A Claim for Adverse Possession Halts Estate DistributionFebruary 22, 2023
written on behalf of Feigenbaum Law
For many families, property is a prized asset in terms of its monetary and sentimental value. Family property can bring families together, or in some cases, drive them apart, for example, when the property is related to an estate dispute.
A recent decision from the Ontario Superior Court of Justice looks at a family divided over a particular property which was subject to an estate dispute. The applicants sought a declaration that their deceased parents had obtained adverse possession because of the way in which their family historically used a piece of property. However, the respondents argued that adverse possession was not applicable.
What is adverse possession?
The term “adverse possession” is often referred to by its colloquial name “squatter’s rights.” Simply put, adverse possession can occur when a party, who does not own a piece of land, occupies and possess said land as their own, leading to legal ownership of the land.
In order to establish a claim for adverse possession, a claimant must establish that they:
- have actual possession of the property in question;
- intend to exclude the true owner from possession of that property; and
- are effectively excluding the true owner from that property.
Family treats entire piece of land as their own despite only owning half
In the case of McCracken Estate et el. v. Gatt et el., the applicants and respondents are the children and heirs of siblings whose parents jointly owned two adjoining pieces of land. The applicants’ parents purchased their portion of the land from the family plot in 1962. They built their family home on one half of the land and they treated the other half of the land (the “contested land”) as an extension of their yard for approximately 20 years. The respondents’ grandparents legally owned the contested land.
The fence surrounding the property wrapped around the property as a whole and made no distinction between the two plots. By 1990, the parents of the applicants and the respondents entered into discussions regarding who owned the contested land. These conversations eventually fizzled out until the parents of the applicants passed away. After the death of their parents, the applicants sought confirmation as to whether they could inherit both pieces of land or just the portion their parents held legal title to.
Court applies the test for adverse possession
The Court found that the first element was satisfied as the applicants’ family had actual possession of the contested land since approximately 1962. Despite not having built any structures on the land, they used it as a place to store vehicles and equipment, while the applicants used it recreationally when they were children. Additionally, the parents and grandparents of the applicants cut the grass on the roadside lawn of both pieces of property.

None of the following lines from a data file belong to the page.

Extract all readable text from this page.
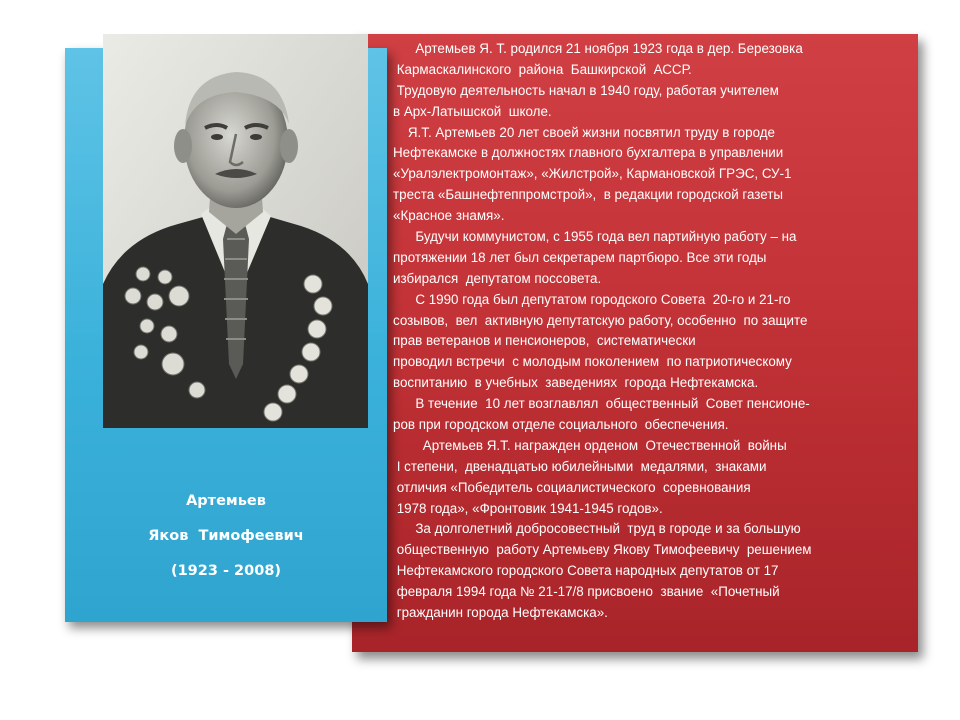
Артемьев
Яков  Тимофеевич
(1923 - 2008)
Артемьев Я. Т. родился 21 ноября 1923 года в дер. Березовка
Кармаскалинского  района  Башкирской  АССР.
Трудовую деятельность начал в 1940 году, работая учителем
в Арх-Латышской  школе.
Я.Т. Артемьев 20 лет своей жизни посвятил труду в городе
Нефтекамске в должностях главного бухгалтера в управлении
«Уралэлектромонтаж», «Жилстрой», Кармановской ГРЭС, СУ-1
треста «Башнефтеппромстрой»,  в редакции городской газеты
«Красное знамя».
Будучи коммунистом, с 1955 года вел партийную работу – на
протяжении 18 лет был секретарем партбюро. Все эти годы
избирался  депутатом поссовета.
С 1990 года был депутатом городского Совета  20-го и 21-го
созывов,  вел  активную депутатскую работу, особенно  по защите
прав ветеранов и пенсионеров,  систематически
проводил встречи  с молодым поколением  по патриотическому
воспитанию  в учебных  заведениях  города Нефтекамска.
В течение  10 лет возглавлял  общественный  Совет пенсионе-
ров при городском отделе социального  обеспечения.
Артемьев Я.Т. награжден орденом  Отечественной  войны
I степени,  двенадцатью юбилейными  медалями,  знаками
отличия «Победитель социалистического  соревнования
1978 года», «Фронтовик 1941-1945 годов».
За долголетний добросовестный  труд в городе и за большую
общественную  работу Артемьеву Якову Тимофеевичу  решением
Нефтекамского городского Совета народных депутатов от 17
февраля 1994 года № 21-17/8 присвоено  звание  «Почетный
гражданин города Нефтекамска».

Adverse possession claim elements not present until years later
The second and third elements of the test which deal with the treatment of the true property owners, were not present until 1989 when the parents of the applicants and respondents began to disagree about who owned the land. Until these negotiations began, there was no effort to exclude the legal owners from the land, or establish who owned it. When the dispute began in 1989, the parties retained counsel, however, no action was taken beyond exchanging written correspondence stating their respective claims to the land.
Communication between the parents of the parties ceased in 1990. From this point on, the Court found that the adverse possession clock started again. The Court found that it was sufficient for the parents of the applicants to maintain their use of the land, despite being warned that they were not the owners. The Court noted that the respondents’ parents bore the onus of taking steps to regain possession of the land.
Court grants declaration of adverse possession over disputed property
The Court ultimately held that the applicants were entitled to a declaration that their parents had acquired possessory title of the contested land before its registration in the Land Titles system and that the contested land was vested with the estate of the applicants’ father.
This case highlights the fact that elements to an adverse possession claim can occur after the initial possession of the land, so long as there is a ten-year window before the land is registered.